Pathetic fallacy is a resonant weapon in the world of literature, and even more so at the hands of these three accomplished composers. The bustling Chinese metropolis of Chongqing has had its terrain metamorphosed into the complexities of love & amity, where everything is compact and volatile. People coexist in mutually opposed circles, professing the endless wave of contrasting emotions that garnish flakes of indecision into our psyche.

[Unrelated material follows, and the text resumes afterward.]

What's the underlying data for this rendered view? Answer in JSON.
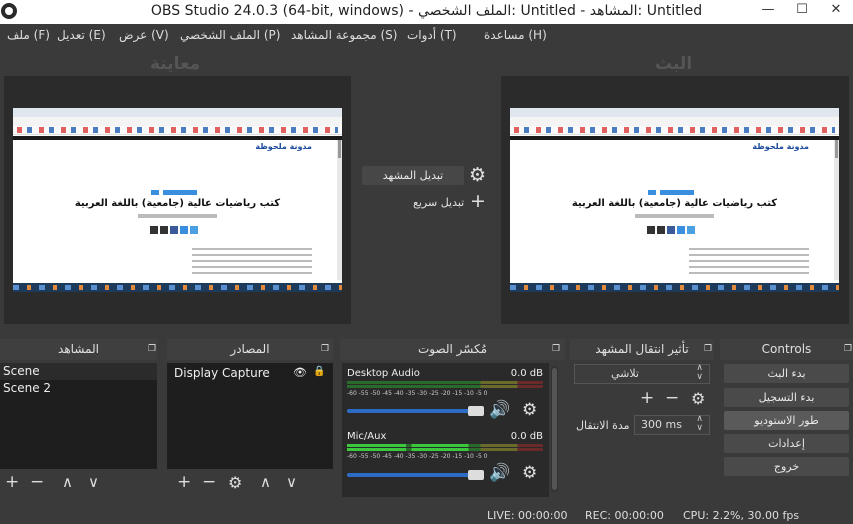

Every megacity harbours an atmospheric buoyancy. An urban soundscape of saturation; and 12 limbs have condensed this tangible buzz into a song so guitar forward that it takes the shape of a Dreadnaught. Gritty folk has sanded down its rough edges and plunged itself into a pool of reassurance. It’s saturated, vulnerable and melancholically pretty, all the while plucking at the heartstrings. It coalesces the pairing of Alt-J and Sufjan Stevens so assuringly that it feels like we’ve been deprived of something that hasn’t existed until now.
I feel almost mawkish listening to it. There’s something tangibly sentimental hidden within the metallurgic ripples and cavernous drums that cut through the mix like a knife through butter. The extermination of melding electronic sensibilities with a vocal delivery so delicate a stiff breeze would blow it over.
Within a Municipality of 30 million people, Chongqing possesses an air of unpredictability. Yet this is the antithesis of these tried, tested and trusted retailers of musical dexterity. People stay awake at night, tossing and turning over how to write a great song. The answer? 12 limbs is all it takes.